Now lets factor out the \(r\) on the left hand side and the \(a\) on the right hand side.
\[(1-r)S_n = a(1-r^{n+1})\]
and divide by \((1-r)\) to give us the summation formula
\[S_n = \frac{a(1-r^{n+1})}{(1-r)}\]
Obviously this assumes \(r != 1\) if \(r=1\) then \(r^n\) is one. so the summation becomes \(S_n=na\)
Usually at school geometric summations often begin with n being infinite and \(|r| < 1\). In this case \(r^{n+1}\) goes to zero leaving us with
\[ S_\infty = \frac{a}{(1-r)}\]
And to Roblox.
One of my children likes to make Button Simulator Games in Roblox. It is fairly niche and really take the ideas of RPG grind back to it's very raw elements.
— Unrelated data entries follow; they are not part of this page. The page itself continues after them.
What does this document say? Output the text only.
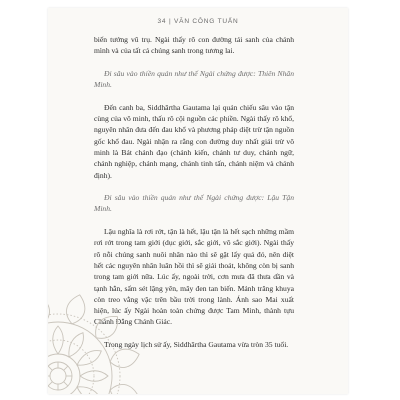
34 | VĂN CÔNG TUẤN

biến tướng vũ trụ. Ngài thấy rõ con đường tái sanh của chánh mình và của tất cả chúng sanh trong tương lai.

Đi sâu vào thiền quán như thế Ngài chứng được: Thiên Nhãn Minh.

Đến canh ba, Siddhārtha Gautama lại quán chiếu sâu vào tận cùng của vô minh, thấu rõ cội nguồn các phiền. Ngài thấy rõ khổ, nguyên nhân đưa đến đau khổ và phương pháp diệt trừ tận nguồn gốc khổ đau. Ngài nhận ra rằng con đường duy nhất giải trừ vô minh là Bát chánh đạo (chánh kiến, chánh tư duy, chánh ngữ, chánh nghiệp, chánh mạng, chánh tinh tấn, chánh niệm và chánh định).

Đi sâu vào thiền quán như thế Ngài chứng được: Lậu Tận Minh.

Lậu nghĩa là rơi rớt, tận là hết, lậu tận là hết sạch những mầm rơi rớt trong tam giới (dục giới, sắc giới, vô sắc giới). Ngài thấy rõ nỗi chúng sanh nuôi nhân nào thì sẽ gặt lấy quả đó, nên diệt hết các nguyên nhân luân hồi thì sẽ giải thoát, không còn bị sanh trong tam giới nữa. Lúc ấy, ngoài trời, cơn mưa đã thưa dần và tạnh hẳn, sấm sét lặng yên, mây đen tan biến. Mảnh trăng khuya còn treo vằng vặc trên bầu trời trong lành. Ánh sao Mai xuất hiện, lúc ấy Ngài hoàn toàn chứng được Tam Minh, thành tựu Chánh Đẳng Chánh Giác.

Trong ngày lịch sử ấy, Siddhārtha Gautama vừa tròn 35 tuổi.
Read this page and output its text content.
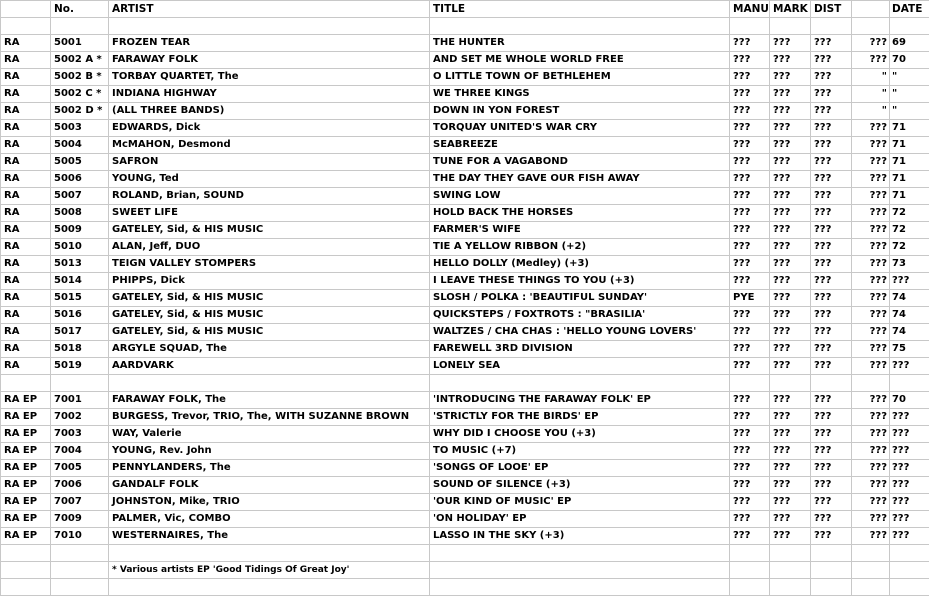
	No.	ARTIST	TITLE	MANU	MARK	DIST		DATE

RA	5001	FROZEN TEAR	THE HUNTER	???	???	???	???	69
RA	5002 A *	FARAWAY FOLK	AND SET ME WHOLE WORLD FREE	???	???	???	???	70
RA	5002 B *	TORBAY QUARTET, The	O LITTLE TOWN OF BETHLEHEM	???	???	???	"	"
RA	5002 C *	INDIANA HIGHWAY	WE THREE KINGS	???	???	???	"	"
RA	5002 D *	(ALL THREE BANDS)	DOWN IN YON FOREST	???	???	???	"	"
RA	5003	EDWARDS, Dick	TORQUAY UNITED'S WAR CRY	???	???	???	???	71
RA	5004	McMAHON, Desmond	SEABREEZE	???	???	???	???	71
RA	5005	SAFRON	TUNE FOR A VAGABOND	???	???	???	???	71
RA	5006	YOUNG, Ted	THE DAY THEY GAVE OUR FISH AWAY	???	???	???	???	71
RA	5007	ROLAND, Brian, SOUND	SWING LOW	???	???	???	???	71
RA	5008	SWEET LIFE	HOLD BACK THE HORSES	???	???	???	???	72
RA	5009	GATELEY, Sid, & HIS MUSIC	FARMER'S WIFE	???	???	???	???	72
RA	5010	ALAN, Jeff, DUO	TIE A YELLOW RIBBON (+2)	???	???	???	???	72
RA	5013	TEIGN VALLEY STOMPERS	HELLO DOLLY (Medley) (+3)	???	???	???	???	73
RA	5014	PHIPPS, Dick	I LEAVE THESE THINGS TO YOU (+3)	???	???	???	???	???
RA	5015	GATELEY, Sid, & HIS MUSIC	SLOSH / POLKA : 'BEAUTIFUL SUNDAY'	PYE	???	???	???	74
RA	5016	GATELEY, Sid, & HIS MUSIC	QUICKSTEPS / FOXTROTS : "BRASILIA'	???	???	???	???	74
RA	5017	GATELEY, Sid, & HIS MUSIC	WALTZES / CHA CHAS : 'HELLO YOUNG LOVERS'	???	???	???	???	74
RA	5018	ARGYLE SQUAD, The	FAREWELL 3RD DIVISION	???	???	???	???	75
RA	5019	AARDVARK	LONELY SEA	???	???	???	???	???

RA EP	7001	FARAWAY FOLK, The	'INTRODUCING THE FARAWAY FOLK' EP	???	???	???	???	70
RA EP	7002	BURGESS, Trevor, TRIO, The, WITH SUZANNE BROWN	'STRICTLY FOR THE BIRDS' EP	???	???	???	???	???
RA EP	7003	WAY, Valerie	WHY DID I CHOOSE YOU (+3)	???	???	???	???	???
RA EP	7004	YOUNG, Rev. John	TO MUSIC (+7)	???	???	???	???	???
RA EP	7005	PENNYLANDERS, The	'SONGS OF LOOE' EP	???	???	???	???	???
RA EP	7006	GANDALF FOLK	SOUND OF SILENCE (+3)	???	???	???	???	???
RA EP	7007	JOHNSTON, Mike, TRIO	'OUR KIND OF MUSIC' EP	???	???	???	???	???
RA EP	7009	PALMER, Vic, COMBO	'ON HOLIDAY' EP	???	???	???	???	???
RA EP	7010	WESTERNAIRES, The	LASSO IN THE SKY (+3)	???	???	???	???	???

		* Various artists EP 'Good Tidings Of Great Joy'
The cost of things often goes up as a geometric series.
The question arose where he wanted to know how many items a player could buy if the price increases after each purchase following a geometric progression.
\(S_n\) is the total money the player has than we want to know what value of \(n\), the number of items they can buy. He had found an solution online but didn't quite understand it at the time. The game configures \(a\) and \(r\) so the only unknown is \(n\).
Lets start with
\[S_n = \frac{a(1-r^{n+1})}{(1-r)}\]
Rearranging
\[S_n (1-r) = a - ar^{n+1} \]
and then \[\frac{S_n(1-r) - a}{a} = r^{n+1}\]
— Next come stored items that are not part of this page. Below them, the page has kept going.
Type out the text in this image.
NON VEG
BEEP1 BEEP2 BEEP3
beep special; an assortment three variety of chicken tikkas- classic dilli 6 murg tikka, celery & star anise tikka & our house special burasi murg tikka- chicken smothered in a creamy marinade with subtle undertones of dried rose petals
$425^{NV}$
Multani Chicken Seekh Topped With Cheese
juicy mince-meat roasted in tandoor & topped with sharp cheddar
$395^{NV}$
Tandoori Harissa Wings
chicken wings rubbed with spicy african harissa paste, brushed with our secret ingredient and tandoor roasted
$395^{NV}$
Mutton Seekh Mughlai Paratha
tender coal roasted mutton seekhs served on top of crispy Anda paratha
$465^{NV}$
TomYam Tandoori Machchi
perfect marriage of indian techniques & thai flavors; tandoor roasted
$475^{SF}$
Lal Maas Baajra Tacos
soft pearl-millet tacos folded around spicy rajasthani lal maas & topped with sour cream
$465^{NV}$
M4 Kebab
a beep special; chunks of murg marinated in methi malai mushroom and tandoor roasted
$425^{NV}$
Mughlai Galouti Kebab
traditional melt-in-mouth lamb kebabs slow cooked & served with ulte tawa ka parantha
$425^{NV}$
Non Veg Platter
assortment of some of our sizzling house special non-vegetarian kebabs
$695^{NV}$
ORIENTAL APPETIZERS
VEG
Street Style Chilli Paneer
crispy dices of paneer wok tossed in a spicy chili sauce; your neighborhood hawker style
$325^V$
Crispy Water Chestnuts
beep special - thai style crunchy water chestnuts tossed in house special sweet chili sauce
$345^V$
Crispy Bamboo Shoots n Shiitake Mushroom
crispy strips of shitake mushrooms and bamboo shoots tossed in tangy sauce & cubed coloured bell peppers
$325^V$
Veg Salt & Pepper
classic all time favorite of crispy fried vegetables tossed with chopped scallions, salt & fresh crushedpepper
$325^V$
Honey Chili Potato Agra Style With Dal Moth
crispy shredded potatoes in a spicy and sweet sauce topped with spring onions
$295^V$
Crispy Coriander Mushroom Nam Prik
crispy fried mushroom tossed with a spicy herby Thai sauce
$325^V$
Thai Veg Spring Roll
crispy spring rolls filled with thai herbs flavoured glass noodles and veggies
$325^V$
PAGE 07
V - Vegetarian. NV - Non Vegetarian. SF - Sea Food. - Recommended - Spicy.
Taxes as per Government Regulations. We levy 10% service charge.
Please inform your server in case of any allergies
To recap the only unknown is n. So we now need to take the \(log\) of both sides.
\[log(\frac{S_n(1-r) - a}{a}) = (n+1)log(r) \]
A final bit of rearranging and we get
\[ n = \frac{log(\frac{S_n(1-r) - a}{a}) }{log(r)} - 1 \]
\(n\) is the number of items that can be purchased. Well you will want to take the floor of the value (round down to nearest integer) to get the number. The total cost can be calculated with the summation formula above and you are good to go.
In the UK students would normally hit this in their 16-18 year old education in maths, probably the early part of that age range. Or at least have developed the skills to understand it. Assuming they elect to take Maths during those years.
While Roblox games can often be fairly simple that is certainly not always the case. The demographic of the creators is young but that is not to say what they are creating is simple or relying on simplistic maths. I don't currently feel this group of game developers gets enough credit for what they do.